Despite growth in Internet penetration over the years, excluding non-Internet households can still lead to over- or under-estimations for individual variables and change the magnitude of the correlations between variables.
Respondent Validation Phase II
A United Sample (uSamp) presentation studied validating respondent identity in online panels. How do we know panelists are representing their identities truthfully online? When someone signs up for an online panel, how can you tell they are who they say they are?
Validation is using procedures to verify that people responding online are “real” people. Collect Personally Identifiable Information (PII), then compare them to national third-party databases and categorize respondents accordingly.
uSamp conducted 7,200 surveys during the first two weeks of January, 2011: 6,000 of respondents provided name, address, birthdate and 1,200 were unwilling to. Those not validating were from the hardest to reach demographic groups (good news) and were 50% more likely to provide conflicting data (bad news). Validation databases do a poorer job of tracking hard-to-reach demographic groups.

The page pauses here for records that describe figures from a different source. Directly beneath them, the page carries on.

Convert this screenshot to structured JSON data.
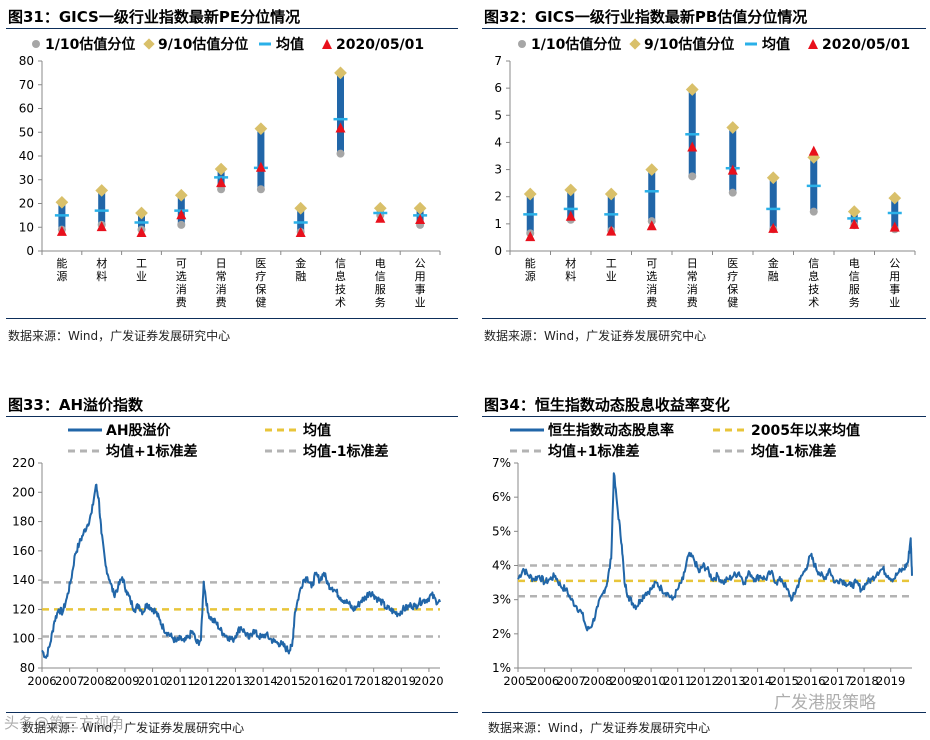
{
  "panels": [
    {
      "title": "图31：GICS一级行业指数最新PE分位情况",
      "source": "数据来源：Wind，广发证券发展研究中心"
    },
    {
      "title": "图32：GICS一级行业指数最新PB估值分位情况",
      "source": "数据来源：Wind，广发证券发展研究中心"
    },
    {
      "title": "图33：AH溢价指数",
      "source": "数据来源：Wind，广发证券发展研究中心"
    },
    {
      "title": "图34：恒生指数动态股息收益率变化",
      "source": "数据来源：Wind，广发证券发展研究中心"
    }
  ],
  "watermarks": {
    "left": "头条@第三方视角",
    "right": "广发港股策略"
  },
  "colors": {
    "p10": "#a6a6a6",
    "p90": "#d9c06a",
    "mean": "#2ab0e8",
    "latest": "#e8101c",
    "bar": "#2166a8",
    "line": "#2166a8",
    "meanLine": "#e8c53a",
    "band": "#b3b3b3"
  },
  "chart_data": [
    {
      "type": "range",
      "title": "GICS一级行业指数最新PE分位情况",
      "categories": [
        "能源",
        "材料",
        "工业",
        "可选消费",
        "日常消费",
        "医疗保健",
        "金融",
        "信息技术",
        "电信服务",
        "公用事业"
      ],
      "legend": [
        "1/10估值分位",
        "9/10估值分位",
        "均值",
        "2020/05/01"
      ],
      "ylim": [
        0,
        80
      ],
      "yticks": [
        0,
        10,
        20,
        30,
        40,
        50,
        60,
        70,
        80
      ],
      "p10": [
        9,
        11,
        9,
        11,
        26,
        26,
        8,
        41,
        15,
        11
      ],
      "p90": [
        20.5,
        25.5,
        16,
        23.5,
        34.5,
        51.5,
        18,
        75,
        18,
        18
      ],
      "mean": [
        15,
        17,
        12,
        17,
        31,
        35,
        12,
        55.5,
        16,
        15
      ],
      "latest": [
        8.5,
        10.5,
        8,
        15.5,
        29,
        35.5,
        8,
        52,
        14,
        13.5
      ]
    },
    {
      "type": "range",
      "title": "GICS一级行业指数最新PB估值分位情况",
      "categories": [
        "能源",
        "材料",
        "工业",
        "可选消费",
        "日常消费",
        "医疗保健",
        "金融",
        "信息技术",
        "电信服务",
        "公用事业"
      ],
      "legend": [
        "1/10估值分位",
        "9/10估值分位",
        "均值",
        "2020/05/01"
      ],
      "ylim": [
        0,
        7
      ],
      "yticks": [
        0,
        1,
        2,
        3,
        4,
        5,
        6,
        7
      ],
      "p10": [
        0.65,
        1.15,
        0.75,
        1.1,
        2.75,
        2.15,
        0.8,
        1.45,
        0.95,
        0.8
      ],
      "p90": [
        2.1,
        2.25,
        2.1,
        3.0,
        5.95,
        4.55,
        2.7,
        3.45,
        1.45,
        1.95
      ],
      "mean": [
        1.35,
        1.55,
        1.35,
        2.2,
        4.3,
        3.05,
        1.55,
        2.4,
        1.2,
        1.4
      ],
      "latest": [
        0.55,
        1.3,
        0.75,
        0.95,
        3.85,
        3.0,
        0.85,
        3.7,
        1.0,
        0.9
      ]
    },
    {
      "type": "line",
      "title": "AH溢价指数",
      "legend": [
        "AH股溢价",
        "均值",
        "均值+1标准差",
        "均值-1标准差"
      ],
      "ylim": [
        80,
        220
      ],
      "yticks": [
        80,
        100,
        120,
        140,
        160,
        180,
        200,
        220
      ],
      "xticks": [
        "2006",
        "2007",
        "2008",
        "2009",
        "2010",
        "2011",
        "2012",
        "2013",
        "2014",
        "2015",
        "2016",
        "2017",
        "2018",
        "2019",
        "2020"
      ],
      "xlim": [
        2006,
        2020.4
      ],
      "mean": 120,
      "upper": 138.5,
      "lower": 101.5,
      "series": {
        "x": [
          2006.0,
          2006.15,
          2006.3,
          2006.45,
          2006.6,
          2006.75,
          2006.9,
          2007.05,
          2007.2,
          2007.35,
          2007.5,
          2007.65,
          2007.8,
          2007.95,
          2008.05,
          2008.15,
          2008.3,
          2008.45,
          2008.6,
          2008.75,
          2008.9,
          2009.05,
          2009.2,
          2009.35,
          2009.5,
          2009.65,
          2009.8,
          2009.95,
          2010.1,
          2010.25,
          2010.4,
          2010.55,
          2010.7,
          2010.85,
          2011.0,
          2011.15,
          2011.3,
          2011.45,
          2011.6,
          2011.75,
          2011.85,
          2012.0,
          2012.15,
          2012.3,
          2012.45,
          2012.6,
          2012.75,
          2012.9,
          2013.05,
          2013.2,
          2013.35,
          2013.5,
          2013.65,
          2013.8,
          2013.95,
          2014.1,
          2014.25,
          2014.4,
          2014.55,
          2014.7,
          2014.85,
          2014.95,
          2015.05,
          2015.15,
          2015.3,
          2015.45,
          2015.6,
          2015.75,
          2015.9,
          2016.05,
          2016.2,
          2016.35,
          2016.5,
          2016.65,
          2016.8,
          2016.95,
          2017.1,
          2017.25,
          2017.4,
          2017.55,
          2017.7,
          2017.85,
          2018.0,
          2018.15,
          2018.3,
          2018.45,
          2018.6,
          2018.75,
          2018.9,
          2019.05,
          2019.2,
          2019.35,
          2019.5,
          2019.65,
          2019.8,
          2019.95,
          2020.1,
          2020.25,
          2020.4
        ],
        "y": [
          92,
          87,
          97,
          112,
          120,
          118,
          128,
          140,
          158,
          165,
          172,
          178,
          186,
          205,
          196,
          172,
          150,
          140,
          130,
          135,
          142,
          133,
          126,
          120,
          123,
          118,
          124,
          121,
          119,
          113,
          107,
          104,
          101,
          98,
          100,
          98,
          101,
          105,
          97,
          99,
          139,
          118,
          113,
          111,
          106,
          103,
          101,
          99,
          104,
          108,
          104,
          100,
          106,
          102,
          101,
          103,
          100,
          98,
          97,
          96,
          93,
          92,
          95,
          118,
          130,
          140,
          142,
          135,
          144,
          140,
          145,
          137,
          135,
          132,
          128,
          126,
          124,
          120,
          122,
          126,
          128,
          132,
          130,
          127,
          125,
          121,
          120,
          118,
          117,
          120,
          121,
          123,
          122,
          125,
          126,
          127,
          130,
          126,
          125
        ]
      }
    },
    {
      "type": "line",
      "title": "恒生指数动态股息收益率变化",
      "legend": [
        "恒生指数动态股息率",
        "2005年以来均值",
        "均值+1标准差",
        "均值-1标准差"
      ],
      "ylim": [
        1,
        7
      ],
      "yticks": [
        "1%",
        "2%",
        "3%",
        "4%",
        "5%",
        "6%",
        "7%"
      ],
      "xticks": [
        "2005",
        "2006",
        "2007",
        "2008",
        "2009",
        "2010",
        "2011",
        "2012",
        "2013",
        "2014",
        "2015",
        "2016",
        "2017",
        "2018",
        "2019"
      ],
      "xlim": [
        2005,
        2019.8
      ],
      "mean": 3.55,
      "upper": 4.0,
      "lower": 3.1,
      "series": {
        "x": [
          2005.0,
          2005.2,
          2005.4,
          2005.6,
          2005.8,
          2006.0,
          2006.2,
          2006.4,
          2006.6,
          2006.8,
          2007.0,
          2007.2,
          2007.4,
          2007.6,
          2007.8,
          2008.0,
          2008.2,
          2008.35,
          2008.5,
          2008.6,
          2008.75,
          2008.9,
          2009.0,
          2009.15,
          2009.3,
          2009.45,
          2009.6,
          2009.8,
          2010.0,
          2010.2,
          2010.4,
          2010.6,
          2010.8,
          2011.0,
          2011.2,
          2011.4,
          2011.6,
          2011.8,
          2011.95,
          2012.1,
          2012.3,
          2012.5,
          2012.7,
          2012.9,
          2013.1,
          2013.3,
          2013.5,
          2013.7,
          2013.9,
          2014.1,
          2014.3,
          2014.5,
          2014.7,
          2014.9,
          2015.1,
          2015.3,
          2015.45,
          2015.6,
          2015.8,
          2016.0,
          2016.15,
          2016.3,
          2016.5,
          2016.7,
          2016.9,
          2017.1,
          2017.3,
          2017.5,
          2017.7,
          2017.9,
          2018.1,
          2018.3,
          2018.5,
          2018.7,
          2018.9,
          2019.1,
          2019.3,
          2019.5,
          2019.65,
          2019.75,
          2019.8
        ],
        "y": [
          3.6,
          3.9,
          3.7,
          3.6,
          3.7,
          3.5,
          3.6,
          3.7,
          3.4,
          3.3,
          3.0,
          2.8,
          2.6,
          2.1,
          2.3,
          2.8,
          3.2,
          3.5,
          4.2,
          6.7,
          5.6,
          4.6,
          3.5,
          3.1,
          2.9,
          2.8,
          3.0,
          3.2,
          3.3,
          3.5,
          3.3,
          3.2,
          3.0,
          3.3,
          3.6,
          4.3,
          4.2,
          3.8,
          4.0,
          3.9,
          3.6,
          3.7,
          3.5,
          3.6,
          3.7,
          3.8,
          3.5,
          3.8,
          3.6,
          3.7,
          3.6,
          3.8,
          3.5,
          3.6,
          3.3,
          3.0,
          3.3,
          3.6,
          3.9,
          4.3,
          4.0,
          3.8,
          3.6,
          3.9,
          3.5,
          3.6,
          3.5,
          3.4,
          3.5,
          3.3,
          3.5,
          3.6,
          3.8,
          3.9,
          3.7,
          3.6,
          3.8,
          3.9,
          4.1,
          4.8,
          3.7
        ]
      }
    }
  ]
}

The 2012 survey, of similar survey size, had a higher refusal rate for PII, of 19% vs. 17% in 2011 (25% refusal rate if you include prompt for email address). Respondents who failed verification were twice as likely to fail at least one quality check in the survey.
In conclusion, you can weed out bad actors from a volunteer panel using validation but these same people are easily caught by quality checks. “Fair to ask whether the expected benefits of validation are sufficiently great to balance the off of as much as a quarter of the sample for a study — and a higher percentage among certain demographic groups?”